Sunday, April 5, 2015

american english - Vegetable or vegetables?


The book I'm using writes vegetable in a plural form. I don't think this is correct.



Do you like strawberries or lettuce?



No. I like neither fruit or vegetables.



Should it be written as:



No. I like neither fruit nor vegetable.



(like a mass noun, for it is referring to lettuce, too.)



Answer



The book is correct: it should be vegetables (plural).


When it's a count noun, and it's a general statement, then the plural form is used:




✔ I don't like cars.
✘ I don't like car.


✔ I don't like movies.
✘ I don't like movie.



When it's a mass noun, then the singular form is used:



✔ I don't like bacon.
✘ I don't like bacons.



✔ I don't like gravel.
✘ I don't like gravels.





Problems occur when something can be considered either a count noun or a mass noun.


For instance:



✔ I don't like cake.
? I don't like cakes.




The first sentence is fine—it's using cake as a mass noun. The second sentence is also fine—although it's not as common (and therefore looks a little strange) because we don't normally refer to the count version of cake in this fashion without using some kind of adjective.


Strangely, when we use an adjective, the mass-noun version becomes unidiomatic:



✔ I don't like small cakes.
✘ I don't like small cake.



However, I don't like cakes without an adjective, while uncommon, is still acceptable.




As with cake and cakes, fruit has the same issue. The count form of fruit is fruits.


Therefore, we have this:




✔ I don't like fruit.
? I don't like fruits.



As before, the first sentence uses the mass-noun sense of fruit. The second sentence uses the count-noun sense of fruits. While fruits is is not as common, it's still accepted.

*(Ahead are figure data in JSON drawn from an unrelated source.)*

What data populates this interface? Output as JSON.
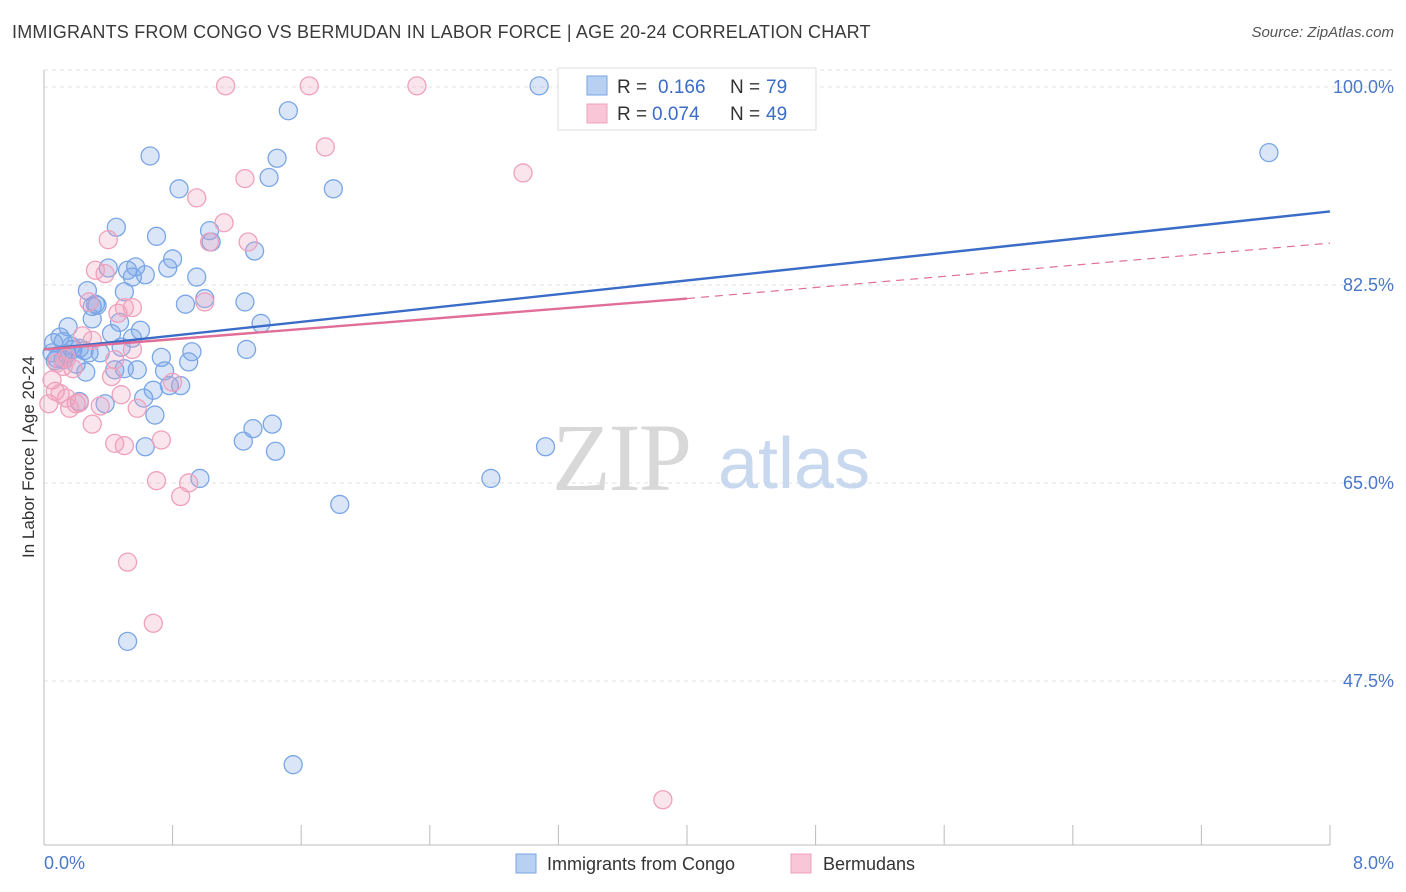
{
  "title": "IMMIGRANTS FROM CONGO VS BERMUDAN IN LABOR FORCE | AGE 20-24 CORRELATION CHART",
  "source": "Source: ZipAtlas.com",
  "watermark": {
    "zip": "ZIP",
    "atlas": "atlas"
  },
  "chart_data": {
    "type": "scatter",
    "title": "IMMIGRANTS FROM CONGO VS BERMUDAN IN LABOR FORCE | AGE 20-24 CORRELATION CHART",
    "xlabel": "",
    "ylabel": "In Labor Force | Age 20-24",
    "xlim": [
      0,
      8
    ],
    "ylim": [
      33,
      101.5
    ],
    "x_tick_labels": [
      "0.0%",
      "8.0%"
    ],
    "y_ticks": [
      47.5,
      65.0,
      82.5,
      100.0
    ],
    "y_tick_labels": [
      "47.5%",
      "65.0%",
      "82.5%",
      "100.0%"
    ],
    "grid": true,
    "legend": {
      "placement": "top-center",
      "entries": [
        {
          "r_label": "R =",
          "r_value": "0.166",
          "n_label": "N =",
          "n_value": "79"
        },
        {
          "r_label": "R =",
          "r_value": "0.074",
          "n_label": "N =",
          "n_value": "49"
        }
      ]
    },
    "series": [
      {
        "name": "Immigrants from Congo",
        "color": "#7aa6e6",
        "line_color": "#3a6cc8",
        "trend": {
          "x": [
            0,
            8
          ],
          "y": [
            76.8,
            89.0
          ],
          "style": "solid"
        },
        "points": [
          [
            0.05,
            76.5
          ],
          [
            0.06,
            77.4
          ],
          [
            0.07,
            75.8
          ],
          [
            0.08,
            76.0
          ],
          [
            0.1,
            77.9
          ],
          [
            0.12,
            77.5
          ],
          [
            0.14,
            76.4
          ],
          [
            0.15,
            78.8
          ],
          [
            0.17,
            77.1
          ],
          [
            0.18,
            76.8
          ],
          [
            0.2,
            75.5
          ],
          [
            0.22,
            72.2
          ],
          [
            0.25,
            76.7
          ],
          [
            0.26,
            74.8
          ],
          [
            0.27,
            82.0
          ],
          [
            0.28,
            76.5
          ],
          [
            0.3,
            79.5
          ],
          [
            0.32,
            80.8
          ],
          [
            0.33,
            80.7
          ],
          [
            0.35,
            76.5
          ],
          [
            0.38,
            72.0
          ],
          [
            0.4,
            84.0
          ],
          [
            0.42,
            78.2
          ],
          [
            0.44,
            75.0
          ],
          [
            0.45,
            87.6
          ],
          [
            0.47,
            79.2
          ],
          [
            0.48,
            77.0
          ],
          [
            0.5,
            75.1
          ],
          [
            0.5,
            81.9
          ],
          [
            0.52,
            83.8
          ],
          [
            0.55,
            83.2
          ],
          [
            0.57,
            84.1
          ],
          [
            0.58,
            75.0
          ],
          [
            0.6,
            78.5
          ],
          [
            0.62,
            72.5
          ],
          [
            0.63,
            68.2
          ],
          [
            0.66,
            93.9
          ],
          [
            0.68,
            73.2
          ],
          [
            0.69,
            71.0
          ],
          [
            0.7,
            86.8
          ],
          [
            0.73,
            76.1
          ],
          [
            0.75,
            74.9
          ],
          [
            0.77,
            84.0
          ],
          [
            0.78,
            73.6
          ],
          [
            0.8,
            84.8
          ],
          [
            0.84,
            91.0
          ],
          [
            0.85,
            73.6
          ],
          [
            0.88,
            80.8
          ],
          [
            0.9,
            75.7
          ],
          [
            0.92,
            76.6
          ],
          [
            0.95,
            83.2
          ],
          [
            0.97,
            65.4
          ],
          [
            1.0,
            81.3
          ],
          [
            1.03,
            87.3
          ],
          [
            1.04,
            86.3
          ],
          [
            1.24,
            68.7
          ],
          [
            1.25,
            81.0
          ],
          [
            1.26,
            76.8
          ],
          [
            1.3,
            69.8
          ],
          [
            1.31,
            85.5
          ],
          [
            1.35,
            79.1
          ],
          [
            1.4,
            92.0
          ],
          [
            1.42,
            70.2
          ],
          [
            1.44,
            67.8
          ],
          [
            1.45,
            93.7
          ],
          [
            1.52,
            97.9
          ],
          [
            1.8,
            91.0
          ],
          [
            1.84,
            63.1
          ],
          [
            2.78,
            65.4
          ],
          [
            3.08,
            100.1
          ],
          [
            3.12,
            68.2
          ],
          [
            1.55,
            40.1
          ],
          [
            0.52,
            51.0
          ],
          [
            7.62,
            94.2
          ],
          [
            0.3,
            80.6
          ],
          [
            0.63,
            83.4
          ],
          [
            0.55,
            77.8
          ],
          [
            0.22,
            76.9
          ],
          [
            0.12,
            75.9
          ]
        ]
      },
      {
        "name": "Bermudans",
        "color": "#f0a0bc",
        "line_color": "#e06e98",
        "trend": {
          "x": [
            0,
            4.0
          ],
          "y": [
            76.8,
            81.3
          ],
          "style": "solid"
        },
        "trend_ext": {
          "x": [
            4.0,
            8
          ],
          "y": [
            81.3,
            86.2
          ],
          "style": "dashed"
        },
        "points": [
          [
            0.03,
            72.0
          ],
          [
            0.05,
            74.1
          ],
          [
            0.07,
            73.1
          ],
          [
            0.08,
            75.6
          ],
          [
            0.1,
            72.9
          ],
          [
            0.12,
            75.3
          ],
          [
            0.14,
            72.5
          ],
          [
            0.16,
            71.6
          ],
          [
            0.18,
            75.1
          ],
          [
            0.2,
            72.0
          ],
          [
            0.22,
            72.1
          ],
          [
            0.24,
            78.0
          ],
          [
            0.28,
            81.0
          ],
          [
            0.3,
            70.2
          ],
          [
            0.32,
            83.8
          ],
          [
            0.35,
            71.8
          ],
          [
            0.38,
            83.5
          ],
          [
            0.4,
            86.5
          ],
          [
            0.42,
            74.4
          ],
          [
            0.44,
            68.5
          ],
          [
            0.46,
            80.0
          ],
          [
            0.48,
            72.8
          ],
          [
            0.5,
            68.3
          ],
          [
            0.5,
            80.5
          ],
          [
            0.52,
            58.0
          ],
          [
            0.55,
            80.5
          ],
          [
            0.55,
            76.8
          ],
          [
            0.58,
            71.6
          ],
          [
            0.68,
            52.6
          ],
          [
            0.7,
            65.2
          ],
          [
            0.73,
            68.8
          ],
          [
            0.8,
            73.9
          ],
          [
            0.85,
            63.8
          ],
          [
            0.9,
            65.0
          ],
          [
            0.95,
            90.2
          ],
          [
            1.0,
            81.0
          ],
          [
            1.03,
            86.3
          ],
          [
            1.12,
            88.0
          ],
          [
            1.13,
            100.1
          ],
          [
            1.25,
            91.9
          ],
          [
            1.27,
            86.3
          ],
          [
            1.65,
            100.1
          ],
          [
            1.75,
            94.7
          ],
          [
            2.32,
            100.1
          ],
          [
            2.98,
            92.4
          ],
          [
            3.85,
            37.0
          ],
          [
            0.14,
            76.0
          ],
          [
            0.3,
            77.6
          ],
          [
            0.44,
            75.9
          ]
        ]
      }
    ]
  }
}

But vegetable has no mass-noun sense—it's a word that's always used as a count noun:



✔ I don't like vegetables.
✘ I don't like vegetable.




Since we don't use vegetable as a mass noun, it's singular use here is wrong.


Note that I can't say why we use some words as mass nouns and not others. It's simply the case that our use of the language has worked out that way.




So, returning to the original sentence, fruit can be either a mass noun or a count noun, but vegetable can only be a count noun.


Therefore, there are only two correct versions of the sentence:



✔ I like neither fruit nor vegetables.
✔ I like neither fruits nor vegetables.




Although fruits is less common, in this particular case my personal choice would be to use it in order to maintain parallelism. However, both are still correct—and it's a matter of style which you want to use.




The confusion over vegetable as a mass noun may come from constructions such as the lyrics to the "Major-General's Song" from Gilbert and Sullivan's The Pirates of Penzance:



I am the very model of a modern Major-General,
I've information vegetable, animal, and mineral,
I know the kings of England, and I quote the fights historical
From Marathon to Waterloo, in order categorical;



But, as with most songs, the syntax here is poetical and nonstandard. It only appears as if vegetable is being used as a mass noun. In fact, it's being used as an adjective:




I have information that is of a vegetable, animal, and mineral nature,





Then there are things like the crossword clue:



neither vegetable nor mineral



(The answer to this is commonly "animal.")


But that clue is missing articles, in the same way that headlines frequently omit articles and other components of grammar.



In reality, the full version of the crossword clue should be:



What is a word for something that is neither a vegetable nor a mineral?